От неприятных воспоминаний она закусила губу:
— Ты видел, на что способно химическое оружие, Дима. Но тебе к тому времени было 32 года, ты был взрослым мужчиной и солдатом. А я увидела это в 16 лет. Я была медсестрой-добровольцем. Через меня прошло больше сотни людей с тяжелыми химическими ожогами. У нас не хватало средств не только на то, чтобы обрабатывать ожоги — не хватало даже болеутоляющих. Вопли и плач людей не стихали сутками ни на секунду. Я никогда не думала, что в, казалось бы, бессвязных стенаниях может быть так много неповторимых оттенков страдания.
По лицу Мей пробежала тень.
— Казаки, со всей их суровостью и маскулинностью, не задерживались надолго в полевом госпитале. Они хорохорились, били себя кулаками в грудь, громко чертыхались, клялись, что отомстят. Но как только они понимали, что страждущим плевать на все это — они тут же поджимали хвосты и убегали, покровительственно бросая нам, женщинам, слова вроде «Позаботьтесь о них». Они уходили туда, где не могли слышать криков, не видели обезображенные газом тела, не чувствовали вони от гноящихся ран. И там они курили, беседовали, тяжело вздыхали, жаловались на свои душевные терзания, строили заведомо бессмысленные планы мести. А мы, женщины, были рядом с теми, кто мучился и умирал. Смазывали их ожоги малоэффективными целебными мазями, годными разве что как плацебо. Кормили их из ложки. Выносили из-под коек испражнения. Стирали залитые мочой и замазанные сукровицей простыни. Держали бедных людей крепко и шептали им на ухо что-то ласковое, пока те кляли нас на чем свет, ведь в этот момент хирург-самоучка, чьи чувства уже атрофировались от перенапряжения, молча отрезал им отмершие участки кожи и охваченные гангреной конечности, а их «наркозом» были сто грамм вонючего самогона. Мы даже спали там же, среди их стонов, кашля и бессвязного бормотания. Я бы так хотела тогда иметь власть, чтобы заставить мужиков, всех до единого, спать там же! Я бы заставила их смотреть на то, к чему привел их «крестовый поход». Заставила бы «героев», которым повезло остаться целыми, важно объяснять человеку, которому химикаты выели глаза и превратили лицо в уродливую маску, что его жертва была оправдана!

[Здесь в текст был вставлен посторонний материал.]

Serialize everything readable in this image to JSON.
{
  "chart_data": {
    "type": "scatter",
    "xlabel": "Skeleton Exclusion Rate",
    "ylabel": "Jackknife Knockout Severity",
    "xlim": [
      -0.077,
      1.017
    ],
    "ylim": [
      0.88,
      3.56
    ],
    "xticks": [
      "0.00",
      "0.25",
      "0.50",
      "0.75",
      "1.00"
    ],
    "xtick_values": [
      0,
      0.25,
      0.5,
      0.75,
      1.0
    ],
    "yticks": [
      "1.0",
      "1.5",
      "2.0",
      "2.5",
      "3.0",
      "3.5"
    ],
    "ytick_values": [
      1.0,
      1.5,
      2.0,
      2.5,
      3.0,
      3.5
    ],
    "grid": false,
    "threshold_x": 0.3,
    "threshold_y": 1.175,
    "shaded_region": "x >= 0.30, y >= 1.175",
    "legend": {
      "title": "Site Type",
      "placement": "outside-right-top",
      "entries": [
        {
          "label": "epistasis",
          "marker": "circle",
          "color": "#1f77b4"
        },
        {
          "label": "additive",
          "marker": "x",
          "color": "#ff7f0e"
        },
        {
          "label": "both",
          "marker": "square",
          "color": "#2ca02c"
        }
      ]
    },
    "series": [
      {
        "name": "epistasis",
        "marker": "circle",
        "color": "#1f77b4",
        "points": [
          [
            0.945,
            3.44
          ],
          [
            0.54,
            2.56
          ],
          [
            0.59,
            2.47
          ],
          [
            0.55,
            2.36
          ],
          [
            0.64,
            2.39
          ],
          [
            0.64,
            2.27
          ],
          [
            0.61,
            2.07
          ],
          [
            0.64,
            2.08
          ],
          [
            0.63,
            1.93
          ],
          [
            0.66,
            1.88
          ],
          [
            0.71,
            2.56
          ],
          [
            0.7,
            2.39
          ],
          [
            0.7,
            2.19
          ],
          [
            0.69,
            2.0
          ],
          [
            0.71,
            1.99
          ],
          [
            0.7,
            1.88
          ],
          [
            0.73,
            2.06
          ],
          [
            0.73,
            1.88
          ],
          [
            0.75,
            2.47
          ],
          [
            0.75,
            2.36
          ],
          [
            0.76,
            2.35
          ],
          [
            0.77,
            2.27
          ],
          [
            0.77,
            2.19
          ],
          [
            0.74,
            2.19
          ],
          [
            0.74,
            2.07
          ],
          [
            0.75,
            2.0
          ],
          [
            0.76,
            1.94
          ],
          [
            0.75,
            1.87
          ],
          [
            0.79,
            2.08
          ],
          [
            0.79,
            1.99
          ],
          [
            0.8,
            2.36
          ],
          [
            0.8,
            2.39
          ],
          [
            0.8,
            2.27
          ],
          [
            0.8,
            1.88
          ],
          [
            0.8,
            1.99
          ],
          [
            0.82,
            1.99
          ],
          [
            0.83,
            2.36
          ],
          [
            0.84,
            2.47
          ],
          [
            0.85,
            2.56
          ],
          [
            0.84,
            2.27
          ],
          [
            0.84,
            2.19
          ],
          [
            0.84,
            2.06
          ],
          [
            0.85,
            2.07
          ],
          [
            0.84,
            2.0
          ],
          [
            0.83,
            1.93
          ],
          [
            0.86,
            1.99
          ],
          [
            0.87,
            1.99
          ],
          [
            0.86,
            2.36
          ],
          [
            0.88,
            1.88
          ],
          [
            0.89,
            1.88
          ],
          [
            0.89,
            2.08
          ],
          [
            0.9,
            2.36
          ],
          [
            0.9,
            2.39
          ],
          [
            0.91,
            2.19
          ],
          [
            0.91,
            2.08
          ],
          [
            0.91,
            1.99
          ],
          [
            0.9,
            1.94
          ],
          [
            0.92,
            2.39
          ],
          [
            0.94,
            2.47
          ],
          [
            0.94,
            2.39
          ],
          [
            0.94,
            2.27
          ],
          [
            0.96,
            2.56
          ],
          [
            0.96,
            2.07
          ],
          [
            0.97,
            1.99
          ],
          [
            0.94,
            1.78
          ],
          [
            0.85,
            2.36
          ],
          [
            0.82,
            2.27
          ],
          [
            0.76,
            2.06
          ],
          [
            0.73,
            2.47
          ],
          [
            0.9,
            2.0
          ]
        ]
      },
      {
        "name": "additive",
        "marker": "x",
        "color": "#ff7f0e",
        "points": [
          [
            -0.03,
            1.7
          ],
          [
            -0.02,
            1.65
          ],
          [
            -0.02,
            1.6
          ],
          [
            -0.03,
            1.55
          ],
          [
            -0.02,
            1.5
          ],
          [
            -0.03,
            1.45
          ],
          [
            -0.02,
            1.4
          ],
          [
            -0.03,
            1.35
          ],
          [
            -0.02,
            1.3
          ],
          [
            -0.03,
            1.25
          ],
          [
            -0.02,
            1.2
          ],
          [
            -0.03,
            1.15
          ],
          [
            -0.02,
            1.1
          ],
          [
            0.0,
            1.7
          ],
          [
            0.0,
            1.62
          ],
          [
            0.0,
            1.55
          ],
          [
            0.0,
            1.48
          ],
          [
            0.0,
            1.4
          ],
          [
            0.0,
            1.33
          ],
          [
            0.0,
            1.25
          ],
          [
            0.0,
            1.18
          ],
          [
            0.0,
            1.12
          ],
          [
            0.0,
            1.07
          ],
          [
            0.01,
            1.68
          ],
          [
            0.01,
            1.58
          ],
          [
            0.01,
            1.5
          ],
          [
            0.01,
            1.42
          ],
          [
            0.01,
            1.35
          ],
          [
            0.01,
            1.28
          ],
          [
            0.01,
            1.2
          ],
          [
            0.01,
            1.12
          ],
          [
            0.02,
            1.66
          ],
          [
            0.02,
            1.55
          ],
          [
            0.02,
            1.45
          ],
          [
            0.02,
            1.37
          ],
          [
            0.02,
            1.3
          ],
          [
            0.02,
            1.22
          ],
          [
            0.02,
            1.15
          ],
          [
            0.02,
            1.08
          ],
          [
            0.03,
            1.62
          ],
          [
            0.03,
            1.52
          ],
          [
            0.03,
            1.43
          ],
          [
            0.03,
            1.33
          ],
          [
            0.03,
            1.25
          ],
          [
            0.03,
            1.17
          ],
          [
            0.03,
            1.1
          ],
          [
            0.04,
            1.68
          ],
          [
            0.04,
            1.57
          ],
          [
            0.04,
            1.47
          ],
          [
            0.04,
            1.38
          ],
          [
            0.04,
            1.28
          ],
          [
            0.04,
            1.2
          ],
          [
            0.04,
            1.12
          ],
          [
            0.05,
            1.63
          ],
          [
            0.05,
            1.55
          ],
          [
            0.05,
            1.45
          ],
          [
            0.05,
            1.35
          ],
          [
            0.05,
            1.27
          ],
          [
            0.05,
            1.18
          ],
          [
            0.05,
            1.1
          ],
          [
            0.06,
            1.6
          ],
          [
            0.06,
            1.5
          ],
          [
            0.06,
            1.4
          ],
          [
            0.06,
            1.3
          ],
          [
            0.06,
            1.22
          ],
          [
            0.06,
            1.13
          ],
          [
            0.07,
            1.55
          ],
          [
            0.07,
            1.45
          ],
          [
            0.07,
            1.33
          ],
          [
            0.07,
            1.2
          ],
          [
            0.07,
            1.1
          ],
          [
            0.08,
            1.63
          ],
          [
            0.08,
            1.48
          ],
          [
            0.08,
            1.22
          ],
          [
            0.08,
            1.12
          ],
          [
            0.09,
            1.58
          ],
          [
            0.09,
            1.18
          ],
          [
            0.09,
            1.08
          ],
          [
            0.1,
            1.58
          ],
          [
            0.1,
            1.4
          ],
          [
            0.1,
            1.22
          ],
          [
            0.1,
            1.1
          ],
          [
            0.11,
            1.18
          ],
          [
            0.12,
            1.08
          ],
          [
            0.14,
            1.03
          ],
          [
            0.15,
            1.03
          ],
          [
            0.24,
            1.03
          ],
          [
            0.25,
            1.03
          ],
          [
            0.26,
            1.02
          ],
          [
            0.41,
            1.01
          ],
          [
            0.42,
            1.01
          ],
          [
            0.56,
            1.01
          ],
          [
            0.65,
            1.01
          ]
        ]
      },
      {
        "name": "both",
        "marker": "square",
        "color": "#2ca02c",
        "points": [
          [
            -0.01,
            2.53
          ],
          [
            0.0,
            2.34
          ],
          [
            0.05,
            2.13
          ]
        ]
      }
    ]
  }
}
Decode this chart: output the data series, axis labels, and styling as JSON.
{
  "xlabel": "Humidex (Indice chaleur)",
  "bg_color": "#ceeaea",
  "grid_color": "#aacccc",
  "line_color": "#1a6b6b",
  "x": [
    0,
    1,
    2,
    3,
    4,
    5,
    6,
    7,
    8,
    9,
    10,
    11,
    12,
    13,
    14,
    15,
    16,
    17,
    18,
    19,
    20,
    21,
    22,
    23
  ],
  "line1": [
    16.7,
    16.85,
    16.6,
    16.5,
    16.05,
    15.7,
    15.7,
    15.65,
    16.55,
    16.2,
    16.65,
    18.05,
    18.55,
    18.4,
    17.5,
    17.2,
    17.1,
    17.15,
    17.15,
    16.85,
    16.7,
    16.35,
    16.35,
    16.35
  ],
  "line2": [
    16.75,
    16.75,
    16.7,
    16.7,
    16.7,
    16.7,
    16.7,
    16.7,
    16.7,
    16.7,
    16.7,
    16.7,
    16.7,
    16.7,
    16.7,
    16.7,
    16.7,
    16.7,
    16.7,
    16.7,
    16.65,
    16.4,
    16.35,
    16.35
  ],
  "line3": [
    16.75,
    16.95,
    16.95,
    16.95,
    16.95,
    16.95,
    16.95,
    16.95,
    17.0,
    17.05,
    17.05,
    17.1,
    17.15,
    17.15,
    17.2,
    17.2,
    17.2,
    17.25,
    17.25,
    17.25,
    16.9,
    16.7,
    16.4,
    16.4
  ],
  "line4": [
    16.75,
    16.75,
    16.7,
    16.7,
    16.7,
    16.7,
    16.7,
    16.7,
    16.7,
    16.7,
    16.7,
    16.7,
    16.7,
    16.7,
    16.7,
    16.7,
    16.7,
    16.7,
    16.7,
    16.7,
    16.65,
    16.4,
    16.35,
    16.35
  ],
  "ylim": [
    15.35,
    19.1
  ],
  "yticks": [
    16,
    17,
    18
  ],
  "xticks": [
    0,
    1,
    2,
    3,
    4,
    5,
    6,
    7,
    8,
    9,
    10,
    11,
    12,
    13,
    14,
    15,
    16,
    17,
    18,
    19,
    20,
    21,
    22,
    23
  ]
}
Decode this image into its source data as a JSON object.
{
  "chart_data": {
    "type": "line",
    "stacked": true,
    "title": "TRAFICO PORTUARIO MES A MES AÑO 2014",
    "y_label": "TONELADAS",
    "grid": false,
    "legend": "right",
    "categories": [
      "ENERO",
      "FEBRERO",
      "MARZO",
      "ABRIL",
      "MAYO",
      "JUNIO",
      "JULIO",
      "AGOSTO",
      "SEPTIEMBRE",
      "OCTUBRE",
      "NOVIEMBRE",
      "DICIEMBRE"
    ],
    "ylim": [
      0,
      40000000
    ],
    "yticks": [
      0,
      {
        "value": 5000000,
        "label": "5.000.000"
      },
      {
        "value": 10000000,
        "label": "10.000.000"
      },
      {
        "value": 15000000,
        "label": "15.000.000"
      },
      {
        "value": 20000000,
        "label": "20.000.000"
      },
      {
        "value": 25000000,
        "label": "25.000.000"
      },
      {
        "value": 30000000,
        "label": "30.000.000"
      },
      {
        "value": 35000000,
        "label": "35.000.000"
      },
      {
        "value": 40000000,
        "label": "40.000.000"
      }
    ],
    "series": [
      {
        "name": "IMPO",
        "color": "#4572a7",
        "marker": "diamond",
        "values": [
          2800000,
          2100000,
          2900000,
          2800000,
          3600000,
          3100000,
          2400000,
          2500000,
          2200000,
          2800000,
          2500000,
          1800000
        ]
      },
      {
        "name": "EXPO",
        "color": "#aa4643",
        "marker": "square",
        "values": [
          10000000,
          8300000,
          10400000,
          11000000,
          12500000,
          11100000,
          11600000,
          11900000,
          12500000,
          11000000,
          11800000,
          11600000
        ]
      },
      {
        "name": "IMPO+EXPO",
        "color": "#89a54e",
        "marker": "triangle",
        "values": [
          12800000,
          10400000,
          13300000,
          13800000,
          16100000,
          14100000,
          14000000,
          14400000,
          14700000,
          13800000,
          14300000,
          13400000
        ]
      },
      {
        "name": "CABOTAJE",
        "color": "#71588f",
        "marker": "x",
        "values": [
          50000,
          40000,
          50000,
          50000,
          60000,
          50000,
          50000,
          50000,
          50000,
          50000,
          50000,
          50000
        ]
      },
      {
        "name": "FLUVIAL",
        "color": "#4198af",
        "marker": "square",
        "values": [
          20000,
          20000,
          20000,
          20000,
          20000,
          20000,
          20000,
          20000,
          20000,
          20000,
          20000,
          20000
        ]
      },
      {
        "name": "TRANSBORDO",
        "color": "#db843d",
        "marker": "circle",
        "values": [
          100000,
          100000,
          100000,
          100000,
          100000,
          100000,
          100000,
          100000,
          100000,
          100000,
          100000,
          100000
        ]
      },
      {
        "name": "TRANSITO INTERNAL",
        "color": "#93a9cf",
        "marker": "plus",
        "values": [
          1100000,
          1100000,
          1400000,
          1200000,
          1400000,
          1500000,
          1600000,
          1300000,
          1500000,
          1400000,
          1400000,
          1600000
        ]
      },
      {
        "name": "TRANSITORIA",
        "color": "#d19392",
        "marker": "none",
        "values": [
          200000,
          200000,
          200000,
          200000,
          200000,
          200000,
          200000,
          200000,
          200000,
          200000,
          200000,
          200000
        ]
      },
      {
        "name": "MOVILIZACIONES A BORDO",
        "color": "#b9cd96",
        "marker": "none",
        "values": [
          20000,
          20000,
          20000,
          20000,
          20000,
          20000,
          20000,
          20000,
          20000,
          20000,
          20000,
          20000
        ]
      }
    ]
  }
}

При последних словах высокий, теплый голосок Мей тронул ощутимый гнев, который не приглушило даже время. Но она быстро совладала с чувствами, и ее интонации снова сгладились.
— Когда мне было 17, я была на грани того, чтобы собрать вещи и уйти из станицы куда глаза глядят. Меня ничто там не держало. Джером отдалился от меня, Клер — умерла, Ярик — ушел еще раньше, из местных никто не стал мне близок. Я никогда еще не чувствовала себя такой одинокой. К счастью, судьба подарила мне родного человека именно тогда. Это был парень на три года старше меня. Цзы Чанг. Тогда, впрочем, я не знала его имени. Его притащили с пустошей — изможденного, покусанного дикими собаками. Почти сутки он был в бреду, а я ухаживала за ним. Затем он очнулся, и оказалось, что он знает лишь пару десятков слов на русском и на румынском. Зато говорит на китайском. И надо же — первым, кого он увидел, открыв глаза, оказалась единственным в станице человеком, владеющим этим языком. Я всегда говорила тебе, Дима, что он мне пригодится.